For gallery artist Kate Casanova, whose installations often have performative or interactive elements, “the restrictions of making something so small can actually be a freeing way to work through larger ideas on a small scale,” she says.
“I am working on two to four sculptures that bridge organic and man-made forms by exploring such materials as rock, foam, fabric, wood, dried mushrooms and found objects,” Casanova continues. “When working at a small scale, the challenge is creating a form that, from a distance, has the power to pull in a viewer and then hold their attention with small details when they draw close.”
Another fascinating aspect of small artworks, Kolman adds, is the physical process of seeing them. “You have to get up to it close to look at the work, which results in an intimate experience for the viewer,” she explains. “As you hone in on the work, you may become unaware of other things happening around you.”

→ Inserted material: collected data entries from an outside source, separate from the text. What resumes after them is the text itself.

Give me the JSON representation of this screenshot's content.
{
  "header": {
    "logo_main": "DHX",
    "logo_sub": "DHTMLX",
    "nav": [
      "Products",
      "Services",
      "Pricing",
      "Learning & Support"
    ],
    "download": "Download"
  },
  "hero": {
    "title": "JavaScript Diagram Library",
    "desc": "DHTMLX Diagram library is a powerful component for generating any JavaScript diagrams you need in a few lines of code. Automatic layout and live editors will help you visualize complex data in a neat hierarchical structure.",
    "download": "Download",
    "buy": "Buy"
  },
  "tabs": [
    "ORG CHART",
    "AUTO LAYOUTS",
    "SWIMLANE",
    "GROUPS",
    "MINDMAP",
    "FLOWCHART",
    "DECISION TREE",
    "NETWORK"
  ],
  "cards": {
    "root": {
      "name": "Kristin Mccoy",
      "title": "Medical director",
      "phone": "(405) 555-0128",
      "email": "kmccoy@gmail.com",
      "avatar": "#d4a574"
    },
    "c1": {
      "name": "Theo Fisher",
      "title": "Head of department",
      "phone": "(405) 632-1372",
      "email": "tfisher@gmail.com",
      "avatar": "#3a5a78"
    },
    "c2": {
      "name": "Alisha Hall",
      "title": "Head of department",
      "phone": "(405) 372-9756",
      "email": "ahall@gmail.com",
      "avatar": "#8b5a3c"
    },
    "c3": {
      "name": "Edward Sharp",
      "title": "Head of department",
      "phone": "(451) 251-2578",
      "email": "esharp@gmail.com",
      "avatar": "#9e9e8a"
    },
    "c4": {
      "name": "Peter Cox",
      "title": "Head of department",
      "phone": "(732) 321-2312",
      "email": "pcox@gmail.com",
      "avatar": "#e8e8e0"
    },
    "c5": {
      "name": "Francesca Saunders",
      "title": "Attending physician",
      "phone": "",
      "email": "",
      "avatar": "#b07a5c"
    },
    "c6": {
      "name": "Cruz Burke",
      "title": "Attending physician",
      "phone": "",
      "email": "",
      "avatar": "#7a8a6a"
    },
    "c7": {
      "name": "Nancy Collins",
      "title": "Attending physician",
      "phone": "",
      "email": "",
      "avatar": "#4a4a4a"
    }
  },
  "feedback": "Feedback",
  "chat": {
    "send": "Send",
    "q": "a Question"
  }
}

Gallery artist Jil Evans, whose large-scale abstractions are highly intelligent compositions of sensation, line and form, is creating small works based on photographic images she took of what lies beneath a swamp in Minneapolis’ Theodore Wirth Park.
“The challenge I have set myself is to make the largest worlds I can in the small space I am working in,” Evans says. “I think there is something naturally satisfying to us, exciting for us, to look into a small space and find a world larger than the room we are standing in. It’s always about making more space!”
Tiny Art is curated by gallery co-owner and curator Patrick K. Pryor. Gallery artists in the show are Betsy Ruth Byers, Kate Casanova, Jil Evans, Ernest Miller, Kelly Jean Ohl, Jodi Reeb, Danny Saathoff and Cameron Zebrun. Guest artists, Rachel Andrzejewski, Erik Benson, Nathanael Flink, and Jon Neuse, are also participating in the exhibition.